The CGI-S is a clinician-administered 7-point scale that rates the severity of a person's disease at the time of assessment. Zuranolone is an investigational two-week, once-daily oral drug being developed for major depressive disorder (MDD) and PPD. The SKYLARK Study in PPD was a randomized, double-blind, placebo-controlled study evaluating the efficacy and safety of zuranolone 50 mg dosed once daily for 14 days compared to placebo.

Women enrolled in the study (n=200) had a total score of equal to or greater than 26 at baseline in the HAMD-17 and were followed for up to 45 days. The study population included approximately 22% Black or African American women and 38% Hispanic or Latina women. Zuranolone 50 mg was generally well-tolerated and demonstrated a safety profile consistent with that observed in the clinical development program to date.

In women in both treatment groups who experienced treatment emergent adverse events (TEAEs), the majority were mild to moderate in severity. The most common TEAEs (>5% in the zuranolone 50 mg arm) were somnolence, dizziness, sedation, headache, diarrhea, nausea, urinary tract infection and COVID-19. No evidence of withdrawal symptoms or increased suicidal ideation or behavior were identified as assessed by the 20 item Physician Withdrawal Checklist and the Columbia Suicide Severity Rating Scale, respectively.
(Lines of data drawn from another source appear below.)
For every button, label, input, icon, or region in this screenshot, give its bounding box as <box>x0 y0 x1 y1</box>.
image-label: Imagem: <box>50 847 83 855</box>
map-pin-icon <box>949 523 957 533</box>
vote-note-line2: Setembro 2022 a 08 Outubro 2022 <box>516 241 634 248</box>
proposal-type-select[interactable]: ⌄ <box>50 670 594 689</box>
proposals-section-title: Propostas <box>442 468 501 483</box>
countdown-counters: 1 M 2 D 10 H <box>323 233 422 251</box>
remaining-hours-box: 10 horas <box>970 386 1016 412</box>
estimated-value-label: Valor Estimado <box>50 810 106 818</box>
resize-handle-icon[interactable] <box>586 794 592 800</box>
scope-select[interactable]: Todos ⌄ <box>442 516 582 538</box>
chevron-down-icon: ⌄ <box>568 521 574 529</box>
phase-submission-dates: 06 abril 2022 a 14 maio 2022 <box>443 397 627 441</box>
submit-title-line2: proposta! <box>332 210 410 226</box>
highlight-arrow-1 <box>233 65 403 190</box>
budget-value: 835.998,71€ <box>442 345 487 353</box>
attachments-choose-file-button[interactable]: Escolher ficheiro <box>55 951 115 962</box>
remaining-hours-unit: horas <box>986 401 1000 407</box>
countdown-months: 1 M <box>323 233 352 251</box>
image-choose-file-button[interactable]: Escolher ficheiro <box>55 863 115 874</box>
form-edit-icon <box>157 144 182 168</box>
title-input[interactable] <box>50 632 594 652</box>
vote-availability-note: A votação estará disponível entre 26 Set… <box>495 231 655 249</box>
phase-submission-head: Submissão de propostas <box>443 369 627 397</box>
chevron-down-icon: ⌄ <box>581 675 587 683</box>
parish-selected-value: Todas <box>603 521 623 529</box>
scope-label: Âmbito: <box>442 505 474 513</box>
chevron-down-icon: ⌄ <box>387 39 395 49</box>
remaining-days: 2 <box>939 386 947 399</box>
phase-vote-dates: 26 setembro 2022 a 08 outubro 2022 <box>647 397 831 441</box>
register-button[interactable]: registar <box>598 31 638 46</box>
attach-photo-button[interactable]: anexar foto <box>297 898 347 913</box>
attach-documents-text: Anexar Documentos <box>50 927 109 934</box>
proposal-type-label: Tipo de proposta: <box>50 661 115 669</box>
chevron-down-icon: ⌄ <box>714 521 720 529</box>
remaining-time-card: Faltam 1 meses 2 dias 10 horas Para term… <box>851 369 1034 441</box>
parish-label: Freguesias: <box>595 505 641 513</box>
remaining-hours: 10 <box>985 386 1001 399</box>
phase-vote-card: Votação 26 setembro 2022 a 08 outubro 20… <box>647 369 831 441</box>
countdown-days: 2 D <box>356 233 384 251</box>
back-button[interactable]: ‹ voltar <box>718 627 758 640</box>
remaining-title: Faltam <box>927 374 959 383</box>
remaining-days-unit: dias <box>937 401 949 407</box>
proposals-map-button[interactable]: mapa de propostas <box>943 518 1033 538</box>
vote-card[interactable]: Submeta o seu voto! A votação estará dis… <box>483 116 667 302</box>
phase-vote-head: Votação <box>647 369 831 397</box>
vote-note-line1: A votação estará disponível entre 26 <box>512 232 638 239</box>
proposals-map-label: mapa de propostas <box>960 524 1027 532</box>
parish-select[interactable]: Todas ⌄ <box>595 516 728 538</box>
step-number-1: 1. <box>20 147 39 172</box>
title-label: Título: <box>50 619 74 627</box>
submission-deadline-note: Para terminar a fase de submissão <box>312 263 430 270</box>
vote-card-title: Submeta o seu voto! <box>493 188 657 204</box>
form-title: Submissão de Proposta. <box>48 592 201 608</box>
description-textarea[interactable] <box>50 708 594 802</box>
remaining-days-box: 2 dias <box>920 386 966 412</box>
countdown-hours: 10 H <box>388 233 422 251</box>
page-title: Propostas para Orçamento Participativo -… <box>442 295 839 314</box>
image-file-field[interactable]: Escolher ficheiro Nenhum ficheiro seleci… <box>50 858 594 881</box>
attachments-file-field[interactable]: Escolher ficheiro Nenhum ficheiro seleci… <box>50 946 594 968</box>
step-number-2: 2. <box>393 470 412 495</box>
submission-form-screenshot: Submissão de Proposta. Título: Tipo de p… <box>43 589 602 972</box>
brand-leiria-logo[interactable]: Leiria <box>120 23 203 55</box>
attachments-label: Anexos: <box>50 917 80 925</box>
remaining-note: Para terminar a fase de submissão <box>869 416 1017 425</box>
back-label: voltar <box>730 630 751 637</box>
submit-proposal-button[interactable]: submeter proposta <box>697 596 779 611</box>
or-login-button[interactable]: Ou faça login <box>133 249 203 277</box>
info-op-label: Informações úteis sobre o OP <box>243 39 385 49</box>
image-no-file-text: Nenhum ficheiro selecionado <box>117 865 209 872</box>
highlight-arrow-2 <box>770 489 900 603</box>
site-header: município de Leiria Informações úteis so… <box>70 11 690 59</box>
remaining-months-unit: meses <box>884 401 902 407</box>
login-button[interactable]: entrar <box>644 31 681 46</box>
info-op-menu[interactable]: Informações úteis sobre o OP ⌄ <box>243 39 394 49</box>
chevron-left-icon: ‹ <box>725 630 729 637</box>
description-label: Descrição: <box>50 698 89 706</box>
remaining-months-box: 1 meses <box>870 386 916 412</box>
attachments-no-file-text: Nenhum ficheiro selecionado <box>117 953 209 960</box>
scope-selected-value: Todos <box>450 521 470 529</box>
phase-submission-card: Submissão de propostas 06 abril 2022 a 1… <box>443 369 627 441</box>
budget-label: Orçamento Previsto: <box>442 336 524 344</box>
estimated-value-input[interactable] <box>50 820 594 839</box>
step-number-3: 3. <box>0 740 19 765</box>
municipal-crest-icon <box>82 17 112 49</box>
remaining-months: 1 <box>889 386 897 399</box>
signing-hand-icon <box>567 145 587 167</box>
PPD is one of the most common medical complications during and after pregnancy and is estimated to affect approximately one in eight women who have given birth in the U.S. or approximately 500,000women annually. Symptoms of PPD can include depressed mood, loss of interest in activities, changes in sleep patterns and appetite, decreased energy, feelings of guilt or worthlessness, trouble concentrating and in some cases thoughts of suicide. While recognized by the U.S. Department of Health and Human Services as a high-priority public health issue, screening rates vary and nearly 70% of women with PPD may go undiagnosed.

The NEST clinical development program for zuranolone in PPD includes the SKYLARK and ROBIN Studies. The first study in the NEST program, the Phase 3 ROBIN Study, also met its primary endpoint. The ROBIN Study was a multicenter, randomized, double-blind, placebo-controlled study evaluating the efficacy, safety, and pharmacokinetics of zuranolone 30 mg in the treatment of PPD.

The LANDSCAPE and NEST development program for zuranolone includes 7 clinical studies evaluating the safety and efficacy of zuranolone in MDD and PPD. Sage Therapeutics and Biogen have initiated a rolling submission of a New Drug Application (NDA) to the U.S. Food and Drug Administration for zuranolone in the treatment of MDD and plan to complete the MDD NDA filing in the second half of 2022. An associated NDA filing for PPD is anticipated in early 2023.